I suspect the ratings given by the tourists would greatly exceed those of the "hard-on-themselves" locals. A comparative analysis may provide some support for this view.

However, one would need to be careful since the services used by tourists are not always those used by residents on a day-to-day basis.

The second reason is that service training to date in Singapore has focused on the front-line (Go the Extra Mile for Service — Gems) and the Government has, quite rightly, pumped money into improving the service delivered by frontline staff.

However, this has only solved part the problem.
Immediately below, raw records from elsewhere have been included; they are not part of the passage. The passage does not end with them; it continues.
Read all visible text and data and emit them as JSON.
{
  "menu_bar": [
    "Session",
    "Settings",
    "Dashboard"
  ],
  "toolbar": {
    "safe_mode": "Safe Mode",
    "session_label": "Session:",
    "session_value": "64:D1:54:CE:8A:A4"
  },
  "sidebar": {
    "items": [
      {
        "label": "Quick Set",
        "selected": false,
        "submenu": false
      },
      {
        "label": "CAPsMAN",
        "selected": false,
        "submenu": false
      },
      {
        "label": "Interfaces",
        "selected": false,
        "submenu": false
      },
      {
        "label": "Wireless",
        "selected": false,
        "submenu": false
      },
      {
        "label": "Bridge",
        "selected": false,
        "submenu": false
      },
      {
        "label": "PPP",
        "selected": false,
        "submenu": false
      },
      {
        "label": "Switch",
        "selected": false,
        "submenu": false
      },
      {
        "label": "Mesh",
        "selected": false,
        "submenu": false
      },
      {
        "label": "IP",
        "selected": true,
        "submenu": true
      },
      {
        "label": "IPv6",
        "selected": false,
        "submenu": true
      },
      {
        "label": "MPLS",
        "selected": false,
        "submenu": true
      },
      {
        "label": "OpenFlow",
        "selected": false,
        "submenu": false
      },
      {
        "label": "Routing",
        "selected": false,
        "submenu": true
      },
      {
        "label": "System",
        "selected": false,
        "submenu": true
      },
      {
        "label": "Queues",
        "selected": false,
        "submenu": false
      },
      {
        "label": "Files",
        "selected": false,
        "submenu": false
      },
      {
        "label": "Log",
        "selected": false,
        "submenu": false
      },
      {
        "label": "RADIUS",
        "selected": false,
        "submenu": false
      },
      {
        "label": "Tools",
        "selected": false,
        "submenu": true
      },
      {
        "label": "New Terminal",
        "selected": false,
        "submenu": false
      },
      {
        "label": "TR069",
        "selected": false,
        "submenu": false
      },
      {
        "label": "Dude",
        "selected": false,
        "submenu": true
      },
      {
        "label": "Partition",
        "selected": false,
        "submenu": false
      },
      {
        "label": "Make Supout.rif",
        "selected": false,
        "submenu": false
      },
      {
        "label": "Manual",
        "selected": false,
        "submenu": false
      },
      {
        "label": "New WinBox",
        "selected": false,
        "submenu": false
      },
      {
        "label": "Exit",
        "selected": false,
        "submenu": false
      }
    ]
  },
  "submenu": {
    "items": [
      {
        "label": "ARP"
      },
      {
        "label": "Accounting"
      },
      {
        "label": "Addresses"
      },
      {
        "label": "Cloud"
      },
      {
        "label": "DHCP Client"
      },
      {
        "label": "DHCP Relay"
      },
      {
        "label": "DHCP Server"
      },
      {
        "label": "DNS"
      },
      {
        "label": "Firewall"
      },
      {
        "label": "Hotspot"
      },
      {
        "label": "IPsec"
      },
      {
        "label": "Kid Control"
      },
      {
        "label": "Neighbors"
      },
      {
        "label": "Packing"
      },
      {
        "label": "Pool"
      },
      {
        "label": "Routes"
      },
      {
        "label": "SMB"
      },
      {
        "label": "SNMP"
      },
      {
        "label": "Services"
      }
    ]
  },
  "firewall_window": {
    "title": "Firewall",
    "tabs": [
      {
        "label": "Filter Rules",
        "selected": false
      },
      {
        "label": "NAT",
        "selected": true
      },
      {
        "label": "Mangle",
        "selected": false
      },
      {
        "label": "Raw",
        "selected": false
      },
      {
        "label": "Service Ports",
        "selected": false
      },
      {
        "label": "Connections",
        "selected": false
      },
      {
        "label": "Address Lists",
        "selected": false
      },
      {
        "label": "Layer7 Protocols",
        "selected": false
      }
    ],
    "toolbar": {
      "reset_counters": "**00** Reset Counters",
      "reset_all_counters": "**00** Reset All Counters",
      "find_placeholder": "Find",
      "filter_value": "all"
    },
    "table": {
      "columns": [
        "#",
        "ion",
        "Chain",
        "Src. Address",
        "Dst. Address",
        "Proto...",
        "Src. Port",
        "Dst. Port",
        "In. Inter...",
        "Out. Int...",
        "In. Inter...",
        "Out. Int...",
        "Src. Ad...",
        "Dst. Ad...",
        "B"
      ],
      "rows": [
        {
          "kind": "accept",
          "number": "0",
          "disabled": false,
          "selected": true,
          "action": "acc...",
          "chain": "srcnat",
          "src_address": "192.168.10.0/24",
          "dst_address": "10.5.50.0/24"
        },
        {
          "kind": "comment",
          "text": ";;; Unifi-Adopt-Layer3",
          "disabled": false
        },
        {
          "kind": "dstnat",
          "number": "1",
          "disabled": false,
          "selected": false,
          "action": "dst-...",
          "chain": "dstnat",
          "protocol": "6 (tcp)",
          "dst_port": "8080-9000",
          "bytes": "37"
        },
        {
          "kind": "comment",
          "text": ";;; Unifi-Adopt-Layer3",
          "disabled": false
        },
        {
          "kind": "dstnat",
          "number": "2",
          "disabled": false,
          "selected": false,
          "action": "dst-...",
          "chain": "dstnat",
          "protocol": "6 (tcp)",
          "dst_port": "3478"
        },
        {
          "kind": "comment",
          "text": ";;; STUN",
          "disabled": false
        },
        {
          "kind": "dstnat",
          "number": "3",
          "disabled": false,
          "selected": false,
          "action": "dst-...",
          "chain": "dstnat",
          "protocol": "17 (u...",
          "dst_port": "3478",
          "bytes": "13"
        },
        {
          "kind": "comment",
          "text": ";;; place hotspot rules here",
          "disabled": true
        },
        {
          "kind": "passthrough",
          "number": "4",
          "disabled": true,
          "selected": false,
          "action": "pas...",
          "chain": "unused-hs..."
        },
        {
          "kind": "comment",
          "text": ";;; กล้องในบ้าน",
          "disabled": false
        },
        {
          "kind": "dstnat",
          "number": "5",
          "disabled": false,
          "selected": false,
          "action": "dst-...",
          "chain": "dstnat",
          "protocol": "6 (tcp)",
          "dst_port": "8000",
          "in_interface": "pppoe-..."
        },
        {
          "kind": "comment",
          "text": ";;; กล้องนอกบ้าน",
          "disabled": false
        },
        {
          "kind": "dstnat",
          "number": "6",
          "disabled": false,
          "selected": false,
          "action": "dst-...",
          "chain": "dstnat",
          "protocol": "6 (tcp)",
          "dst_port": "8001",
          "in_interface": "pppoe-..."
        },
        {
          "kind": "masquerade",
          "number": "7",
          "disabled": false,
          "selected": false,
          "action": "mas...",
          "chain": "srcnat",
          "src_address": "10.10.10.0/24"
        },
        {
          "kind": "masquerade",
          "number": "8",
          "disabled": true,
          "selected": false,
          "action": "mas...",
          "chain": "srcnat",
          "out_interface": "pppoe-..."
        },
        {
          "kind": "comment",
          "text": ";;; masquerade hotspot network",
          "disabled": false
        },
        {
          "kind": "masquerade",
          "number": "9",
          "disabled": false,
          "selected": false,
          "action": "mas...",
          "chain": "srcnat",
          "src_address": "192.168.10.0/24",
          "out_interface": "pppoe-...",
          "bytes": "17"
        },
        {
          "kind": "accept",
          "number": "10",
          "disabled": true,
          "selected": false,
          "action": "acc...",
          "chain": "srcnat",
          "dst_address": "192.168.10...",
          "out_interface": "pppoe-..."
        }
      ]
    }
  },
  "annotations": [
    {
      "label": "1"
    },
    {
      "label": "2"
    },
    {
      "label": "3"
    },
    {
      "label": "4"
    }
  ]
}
The other areas more critical to the delivery of excellent service are the quality of management and the organisation's systems, procedures and policies.

Without great service leadership, good and easy-to-use systems and customer-focused policies, no amount of effort put into frontline training will be enough to deliver great service.

Indeed training frontline staff without having good leadership and service-focused systems could even make service worse as frontline staff, encouraged to deliver great service, become frustrated as their efforts are thwarted, or at least made difficult, by the organisation's systems, procedures and policies.

This issue has now been recognised by the Government and its latest Gems Phase II is becoming focused on service leadership and culture.

In support of this, the Workforce Development Agency has recently stepped up its support through Spur for managers taking the Graduate Diploma in Service Leadership at the Singapore Institute of Management (in conjunction with Warwick Business School) to the tune of 90 per cent of their fees.

By "educating" the population to recognise the high levels of service that are provided in Singapore and by training organisations' managers to ensure their leadership, culture and systems are aligned to excellent service, Singapore will soon rise to its deserved position in the Customer Satisfaction Index.

Professor Robert (Bob) Johnston is a specialist in Service Excellence at Warwick Business School, UK and Academic Director of the SIM-University of Warwick Diploma in Service Leadership Programme at the Singapore Institute of Management.